The ED had first made the request in 2015 to the Interpol. A ‘Red Corner Notice’ is an arrest warrant circulated by Interpol on behalf of the government of a particular country.

Modi also tweeted from his official handle a certificate endorsing such a stand by the Interpol which stated that he is not “subject to an Interpol Red Notice or diffusion and is not known in Interpol’s database.”

The former cricket administrator, who is said to be in the UK, has maintained that he has not done any wrong in any of the IPL deals.

Meanwhile, official sources said the ED will go through the order issued by the Commission for the Control of Files of the Interpol in this regard and take up the matter with the government and the CBI which is the nodal body for Interpol affairs in India.

It is understood that the ED will ask the ministry of external affairs and the Central Bureau of India to take up with Interpol past cases where India and other countries have got the RCN issued against their wanted people or criminal by just providing required legal documents.

Sources in the agency described the development as “fishy” and added that while it will be taken up before authorities, the ED will pursue other legal avenues like getting an extradition request executed against Modi.

The ED had registered a money laundering case against Modi and others based on a Chennai police complaint in 2012 on charges of alleged cheating of  Board of Control for Cricket in India-IPL in granting overseas telecast rights of the T-20 cricket tournament in 2009.
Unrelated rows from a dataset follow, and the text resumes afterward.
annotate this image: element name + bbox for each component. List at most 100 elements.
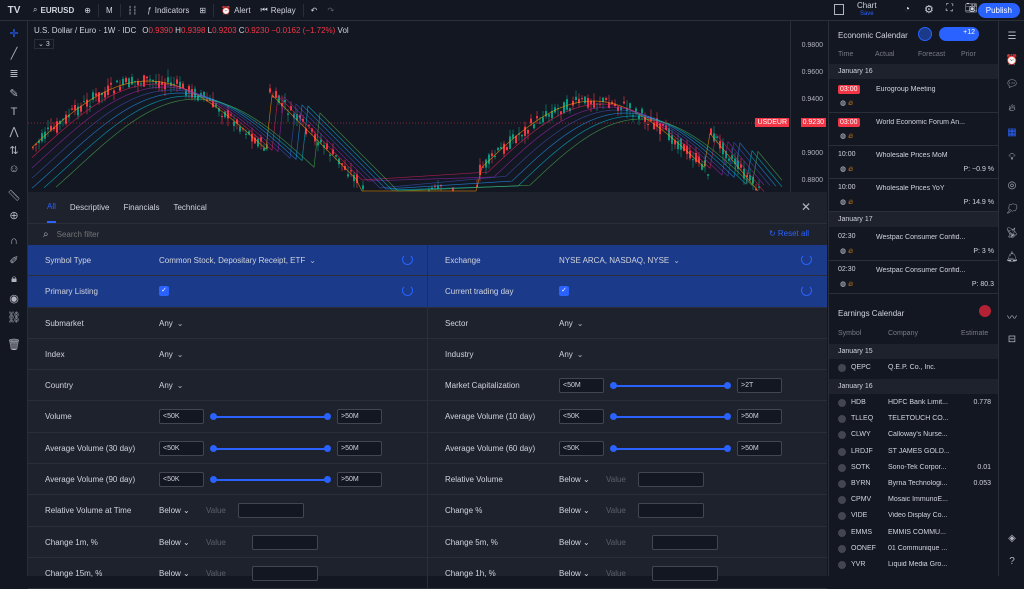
checkbox[interactable]: ✓ (159, 286, 169, 297)
interval-button[interactable]: M (105, 5, 113, 15)
earnings-row[interactable]: TLLEQ TELETOUCH CO... (829, 411, 999, 427)
lock-drawings-icon[interactable]: ✐ (9, 254, 19, 267)
earnings-row[interactable]: VIDE Video Display Co... (829, 508, 999, 524)
range-min-input[interactable]: <50K (159, 440, 204, 456)
tab-financials[interactable]: Financials (123, 203, 160, 212)
economic-event-row[interactable]: 10:00 Wholesale Prices MoM ◍ 🔥︎ P: −0.9 … (829, 146, 999, 179)
filter-dropdown[interactable]: Any ⌄ (559, 319, 584, 328)
range-max-input[interactable]: >50M (737, 409, 782, 425)
legend-collapse-button[interactable]: ⌄ 3 (34, 39, 54, 49)
earnings-row[interactable]: EMMS EMMIS COMMU... (829, 525, 999, 541)
watchlist-icon[interactable]: ☰ (1007, 30, 1017, 42)
range-slider-max-handle[interactable] (324, 444, 331, 452)
help-icon[interactable]: ? (1009, 555, 1015, 567)
filter-dropdown[interactable]: Any ⌄ (559, 350, 584, 359)
range-slider-min-handle[interactable] (210, 444, 217, 452)
value-input[interactable] (252, 565, 318, 581)
lock-icon[interactable]: 🔒︎ (11, 272, 17, 285)
prediction-icon[interactable]: ⇅ (9, 144, 19, 157)
filter-dropdown[interactable]: NYSE ARCA, NASDAQ, NYSE ⌄ (559, 256, 680, 265)
range-max-input[interactable]: >2T (737, 378, 782, 394)
ruler-icon[interactable]: 📏︎ (7, 189, 21, 202)
range-slider-min-handle[interactable] (610, 382, 617, 390)
trend-line-icon[interactable]: ╱ (10, 47, 18, 60)
text-icon[interactable]: T (10, 106, 18, 118)
economic-event-row[interactable]: 02:30 Westpac Consumer Confid... ◍ 🔥︎ P:… (829, 228, 999, 261)
checkbox[interactable]: ✓ (559, 286, 569, 297)
range-min-input[interactable]: <50M (559, 378, 604, 394)
range-max-input[interactable]: >50M (337, 440, 382, 456)
earnings-row[interactable]: BYRN Byrna Technologi... 0.053 (829, 476, 999, 492)
layers-icon[interactable]: ◈ (1008, 532, 1016, 544)
eye-icon[interactable]: ◉ (9, 292, 19, 305)
reset-all-button[interactable]: ↻ Reset all (769, 229, 809, 238)
chat-icon[interactable]: 💬︎ (1005, 78, 1019, 90)
crosshair-icon[interactable]: ✛ (9, 27, 19, 40)
link-icon[interactable]: ⛓ (7, 311, 21, 324)
earnings-row[interactable]: LRDJF ST JAMES GOLD... (829, 444, 999, 460)
country-flags-button[interactable]: +12 (939, 27, 979, 41)
range-min-input[interactable]: <50K (159, 472, 204, 488)
refresh-icon[interactable] (402, 254, 413, 265)
range-slider-track[interactable] (213, 479, 328, 482)
value-input[interactable] (638, 503, 704, 519)
range-slider-track[interactable] (613, 447, 728, 450)
symbol-search[interactable]: ⌕ EURUSD (28, 0, 79, 21)
economic-event-row[interactable]: 02:30 Westpac Consumer Confid... ◍ 🔥︎ P:… (829, 261, 999, 294)
range-min-input[interactable]: <50K (559, 409, 604, 425)
filter-dropdown[interactable]: Common Stock, Depositary Receipt, ETF ⌄ (159, 256, 316, 265)
condition-dropdown[interactable]: Below ⌄ (159, 538, 190, 547)
refresh-icon[interactable] (801, 285, 812, 297)
magnet-icon[interactable]: ∩ (10, 235, 18, 247)
condition-dropdown[interactable]: Below ⌄ (159, 569, 190, 578)
condition-dropdown[interactable]: Below ⌄ (559, 475, 590, 484)
condition-dropdown[interactable]: Below ⌄ (559, 569, 590, 578)
range-max-input[interactable]: >50M (737, 440, 782, 456)
economic-event-row[interactable]: 03:00 Eurogroup Meeting ◍ 🔥︎ (829, 80, 999, 113)
earnings-row[interactable]: QEPC Q.E.P. Co., Inc. (829, 360, 999, 376)
range-slider-min-handle[interactable] (610, 444, 617, 452)
range-min-input[interactable]: <50K (559, 440, 604, 456)
value-input[interactable] (252, 534, 318, 550)
range-slider-min-handle[interactable] (610, 413, 617, 421)
refresh-icon[interactable] (402, 285, 413, 297)
calendar-filter-icon[interactable] (918, 27, 932, 41)
value-input[interactable] (238, 503, 304, 519)
range-slider-max-handle[interactable] (724, 444, 731, 452)
price-axis[interactable]: 0.9800 0.9600 0.9400 0.9000 0.8800 0.923… (790, 21, 827, 192)
filter-dropdown[interactable]: Any ⌄ (159, 381, 184, 390)
tab-technical[interactable]: Technical (173, 203, 207, 212)
range-slider-min-handle[interactable] (210, 413, 217, 421)
range-slider-max-handle[interactable] (724, 413, 731, 421)
dom-icon[interactable]: ⊟ (1007, 333, 1017, 345)
earnings-row[interactable]: YVR Liquid Media Gro... (829, 557, 999, 573)
earnings-row[interactable]: CLWY Calloway's Nurse... (829, 427, 999, 443)
publish-button[interactable]: Publish (977, 3, 1020, 18)
value-input[interactable] (652, 565, 718, 581)
filter-dropdown[interactable]: Any ⌄ (159, 350, 184, 359)
range-slider-track[interactable] (213, 416, 328, 419)
indicators-button[interactable]: ƒ Indicators (142, 0, 194, 21)
range-slider-max-handle[interactable] (324, 413, 331, 421)
pulse-icon[interactable]: 〰 (1007, 312, 1017, 324)
economic-event-row[interactable]: 10:00 Wholesale Prices YoY ◍ 🔥︎ P: 14.9 … (829, 179, 999, 212)
trash-icon[interactable]: 🗑︎ (7, 338, 21, 351)
range-slider-max-handle[interactable] (324, 476, 331, 484)
hotlist-icon[interactable]: 🔥︎ (1008, 102, 1016, 114)
earnings-row[interactable]: OONEF 01 Communique ... (829, 541, 999, 557)
range-slider-min-handle[interactable] (210, 476, 217, 484)
value-input[interactable] (638, 472, 704, 488)
chart-save-button[interactable]: Chart Save (857, 2, 877, 18)
stream-icon[interactable]: ◎ (1007, 179, 1017, 191)
earnings-row[interactable]: CPMV Mosaic ImmunoE... (829, 492, 999, 508)
us-flag-icon[interactable] (979, 305, 991, 317)
redo-button[interactable]: ↷ (322, 0, 339, 21)
condition-dropdown[interactable]: Below ⌄ (559, 538, 590, 547)
chart-type-button[interactable]: ┆┆ (123, 0, 143, 21)
settings-icon[interactable]: ⚙ (924, 4, 934, 16)
earnings-row[interactable]: SOTK Sono-Tek Corpor... 0.01 (829, 460, 999, 476)
signal-icon[interactable]: 📡︎ (1005, 227, 1019, 239)
alert-button[interactable]: ⏰ Alert (216, 0, 255, 21)
close-icon[interactable]: ✕ (800, 200, 811, 214)
range-slider-track[interactable] (613, 385, 728, 388)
The Interpol has been delaying the ED’s request for a global warrant against him since it was first requested in 2015 and its latest order has reportedly relied on the fact
that there is “insufficient judicial data” against him.

Officials said the ED had submitted records of the FIR, statements of other accused and other details to the Interpol multiple times in order to underline the importance of getting an RCN against Modi but to no avail.

They said the agency was surprised to find that non-availability of a charge sheet in the case has been cited as a reason for not notifying the RCN against Modi, a ground that rarely has a precedent in Interpol operations when it comes to issuing RCNs.

An RCN is notified “to seek the location of a wanted person and his/her detention, arrest or restriction of movement for the purpose of extradition, surrender or similar lawful action.”

The ED had also written to the Chennai police a number of times to get the investigation in their FIR expedited but officials confirmed there has been no headway.

The Chennai police FIR was filed in 2010 acting on a complaint by former Board of Control for Cricket in India chief N Srinivasan against Modi and half-a-dozen others.

The ED subsequently invoked the Prevention of Money Laundering Act along with sections 420 (cheating) and 120-B (criminal conspiracy) of the Indian Penal Code to probe if BCCI-IPL and the exchequer had been cheated in the award of telecast rights for the T-20 tournament in 2009.